Unacademy lays off 350 employees

Unacademy

Unacademy founder and CEO Gaurav Munjal said on Monday that the SoftBank-backed company has laid off 10% of its workforce, which translates to about 350 employees across the verticals.

This is the second round of layoffs at the edtech unicorn which fired 10% of its employees in April this year. Since then, the company has also put in several cost-cutting measures. Recently, the firm claimed that it brought its monthly burn down from $20 million to $7 million.

“Even though we realised this much earlier and took some stringent measures such as reducing our monthly burns, controlling our operational spends, limiting our marketing budgets and identifying other redundancies within the organisation, it was not enough. We need to keep optimising and building efficient systems for leaner and unprecedented times. I am deeply saddened to share that we will have to say goodbye to some of our extremely talented Unacademy employees, said Munjal in a letter to its employees.

Entrackr has a copy of the letter.

“Funding has significantly slowed down and a large portion of our core business has moved offline,” Munjal added. According to him, the impacted employees will receive severance pay equivalent to their notice period and an additional two months.
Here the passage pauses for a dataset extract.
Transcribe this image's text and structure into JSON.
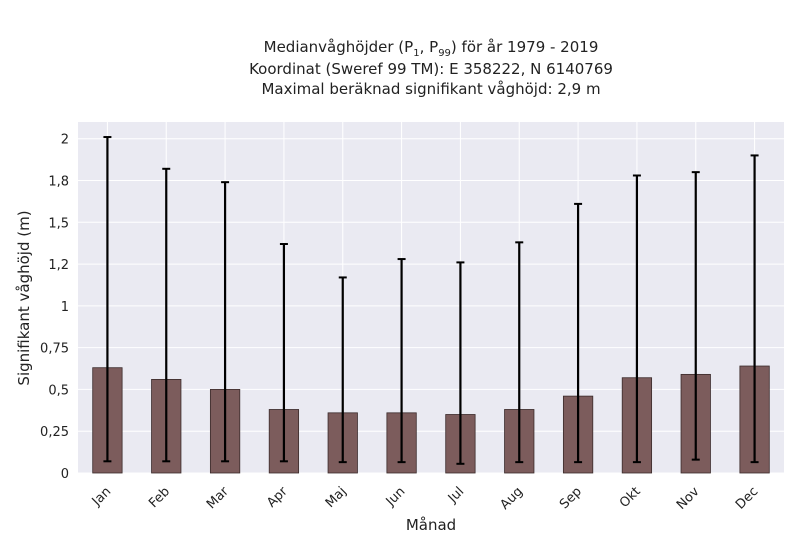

Unacademy marked its entry into offline learning earlier this year. While the impact of these exercises and initiatives will be reflected in FY23 results, the company managed to cross the Rs 700 crore revenue mark in FY22.

Unacademy’s operating revenue surged by 80.7% to Rs 719 crore in FY22 from Rs 398 crore recorded in FY21. During the period, the firm’s losses spiked over 85% to Rs 2,848 crore as compared to Rs 1,537 crore in FY21.

Edtech startups have been facing extreme times due to a funding crunch. Most funded and valued Indian startup Byju’s is also trimming costs to ensure profitability in the coming years. The company recently laid off 2,500 additional employees and as per the Morning Context report, the firm is likely to lay off over 12,000 staff in the next year.

Most recently, Hyderabad-based Practically fired a major chunk of its employees while Brainly partially shut down its India operations. Vedantu, LEAD, Eruditus, among others already laid off hundreds of employees since April whereas a clutch of them such as Udayy, Lido, Crejo.Fun and Superlearn shut their operations permanently.